Sejak dulu hingga kini, siswa bermasalah selalu ada. Dan, siswa yang memiliki problem selalu terganggu belajarnya. Juga mengganggu belajar teman-temannya.
Sebab, siswa yang berproblem bagian dari siswa yang lain. Dan, siswa yang lain tak mungkin menutup mata dan telinga terhadap temannya yang memiliki problem.
Mereka yang sudah melihat dan mendengar siswa, yakni temannya yang bermasalah itu, pasti menyimpan kesan di dalam benak dan pikiran mereka.
Siswa yang berpikir positif, tentu memandang persoalan temannya sebagai fenomena yang baik untuk pembelajaran (hidup). Karena, dapat menumbuhkan sikap empatinya.
Tapi, siswa yang berpikir negatif, hal termaksud dapat menjadi faktor negatif baginya. Karena, bukan mustahil malah menjadi bahan perundungan. Yang, tentu merugikan, baik bagi dirinya (sendiri) maupun bagi siswa yang memiliki masalah.
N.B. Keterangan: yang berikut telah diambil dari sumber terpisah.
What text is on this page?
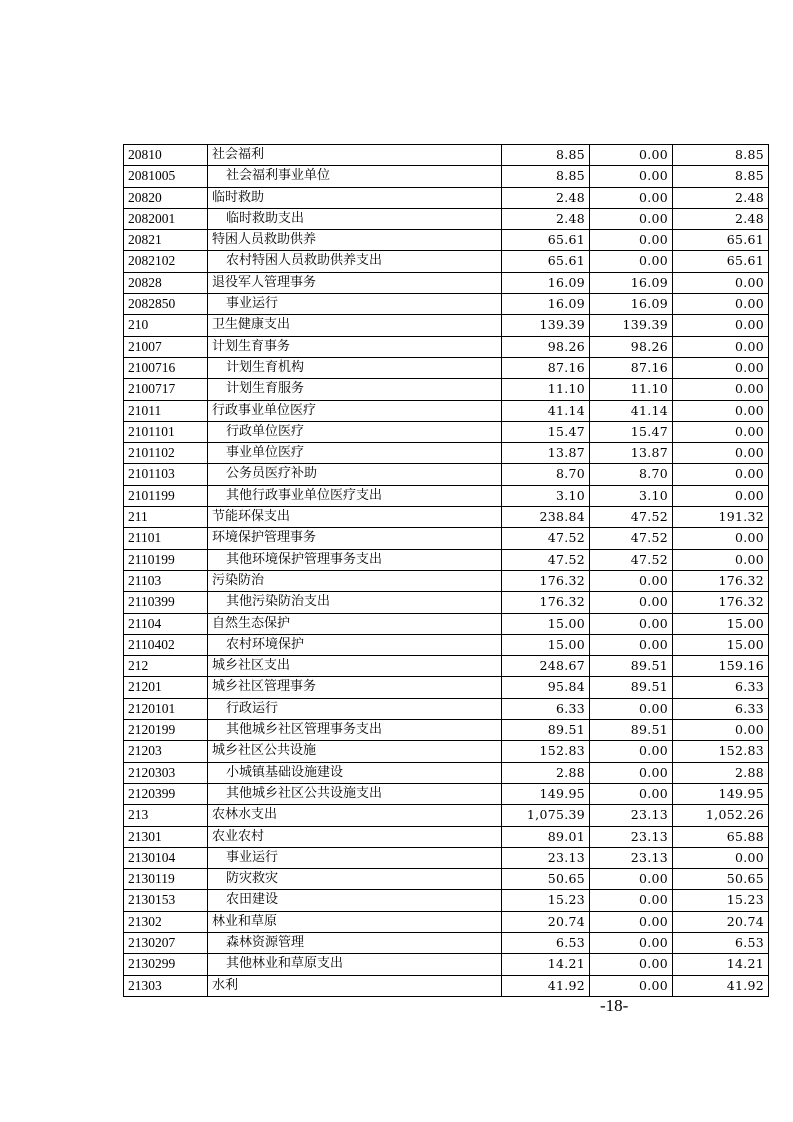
20810	社会福利	8.85	0.00	8.85
2081005	社会福利事业单位	8.85	0.00	8.85
20820	临时救助	2.48	0.00	2.48
2082001	临时救助支出	2.48	0.00	2.48
20821	特困人员救助供养	65.61	0.00	65.61
2082102	农村特困人员救助供养支出	65.61	0.00	65.61
20828	退役军人管理事务	16.09	16.09	0.00
2082850	事业运行	16.09	16.09	0.00
210	卫生健康支出	139.39	139.39	0.00
21007	计划生育事务	98.26	98.26	0.00
2100716	计划生育机构	87.16	87.16	0.00
2100717	计划生育服务	11.10	11.10	0.00
21011	行政事业单位医疗	41.14	41.14	0.00
2101101	行政单位医疗	15.47	15.47	0.00
2101102	事业单位医疗	13.87	13.87	0.00
2101103	公务员医疗补助	8.70	8.70	0.00
2101199	其他行政事业单位医疗支出	3.10	3.10	0.00
211	节能环保支出	238.84	47.52	191.32
21101	环境保护管理事务	47.52	47.52	0.00
2110199	其他环境保护管理事务支出	47.52	47.52	0.00
21103	污染防治	176.32	0.00	176.32
2110399	其他污染防治支出	176.32	0.00	176.32
21104	自然生态保护	15.00	0.00	15.00
2110402	农村环境保护	15.00	0.00	15.00
212	城乡社区支出	248.67	89.51	159.16
21201	城乡社区管理事务	95.84	89.51	6.33
2120101	行政运行	6.33	0.00	6.33
2120199	其他城乡社区管理事务支出	89.51	89.51	0.00
21203	城乡社区公共设施	152.83	0.00	152.83
2120303	小城镇基础设施建设	2.88	0.00	2.88
2120399	其他城乡社区公共设施支出	149.95	0.00	149.95
213	农林水支出	1,075.39	23.13	1,052.26
21301	农业农村	89.01	23.13	65.88
2130104	事业运行	23.13	23.13	0.00
2130119	防灾救灾	50.65	0.00	50.65
2130153	农田建设	15.23	0.00	15.23
21302	林业和草原	20.74	0.00	20.74
2130207	森林资源管理	6.53	0.00	6.53
2130299	其他林业和草原支出	14.21	0.00	14.21
21303	水利	41.92	0.00	41.92
-18-
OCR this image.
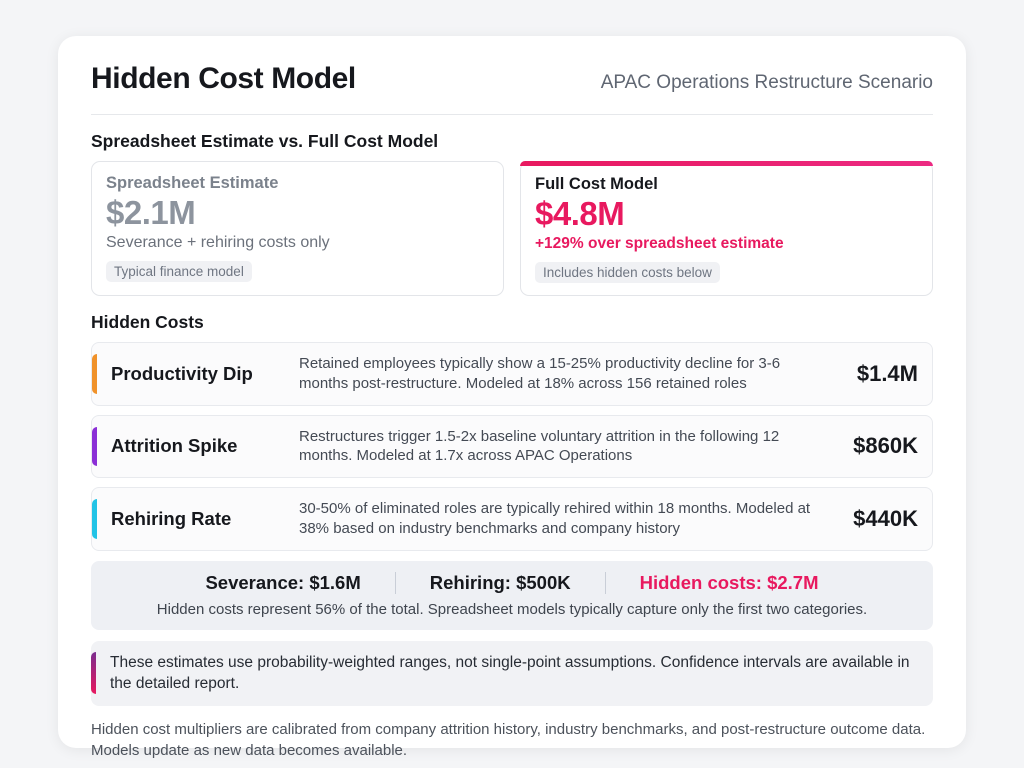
Hidden Cost Model	APAC Operations Restructure Scenario
Spreadsheet Estimate vs. Full Cost Model
Spreadsheet Estimate
$2.1M
Severance + rehiring costs only
Typical finance model
Full Cost Model
$4.8M
+129% over spreadsheet estimate
Includes hidden costs below
Hidden Costs
Productivity Dip	Retained employees typically show a 15-25% productivity decline for 3-6 months post-restructure. Modeled at 18% across 156 retained roles	$1.4M
Attrition Spike	Restructures trigger 1.5-2x baseline voluntary attrition in the following 12 months. Modeled at 1.7x across APAC Operations	$860K
Rehiring Rate	30-50% of eliminated roles are typically rehired within 18 months. Modeled at 38% based on industry benchmarks and company history	$440K
Severance: $1.6M	Rehiring: $500K	Hidden costs: $2.7M
Hidden costs represent 56% of the total. Spreadsheet models typically capture only the first two categories.
These estimates use probability-weighted ranges, not single-point assumptions. Confidence intervals are available in the detailed report.
Hidden cost multipliers are calibrated from company attrition history, industry benchmarks, and post-restructure outcome data. Models update as new data becomes available.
Selain itu, juga mengganggu guru dalam memberi layanan belajar bagi siswanya. Betapa tidak, konsentrasi guru bukan mustahil tersedot ke siswa yang bersangkutan. Sehingga, ada waktu yang tak didapatkan oleh banyak siswa (lain).
Itu sebabnya, penanganan siswa yang berproblem perlu segera dilakukan. Caranya, tak cukup siswa dipanggil oleh guru wali kelas dan guru bimbingan dan konseling (BK) dalam penyelesaiannya.
Dipanggil dalam rangka menggali pokok persoalan, yang kemudian dapat ditemukan akar persoalannya, itu langkah yang terbaik. Sebab, umumnya, siswa yang memiliki problem adalah siswa yang di rumahnya pun ada problem.
Artinya, siswa yang memiliki persoalan tak mungkin dapat ditangani hanya sebatas mengajak siswa berdiskusi. Siswa tak akan mampu diajak memecahkan problemnya sendiri, tanpa melibatkan keluarga.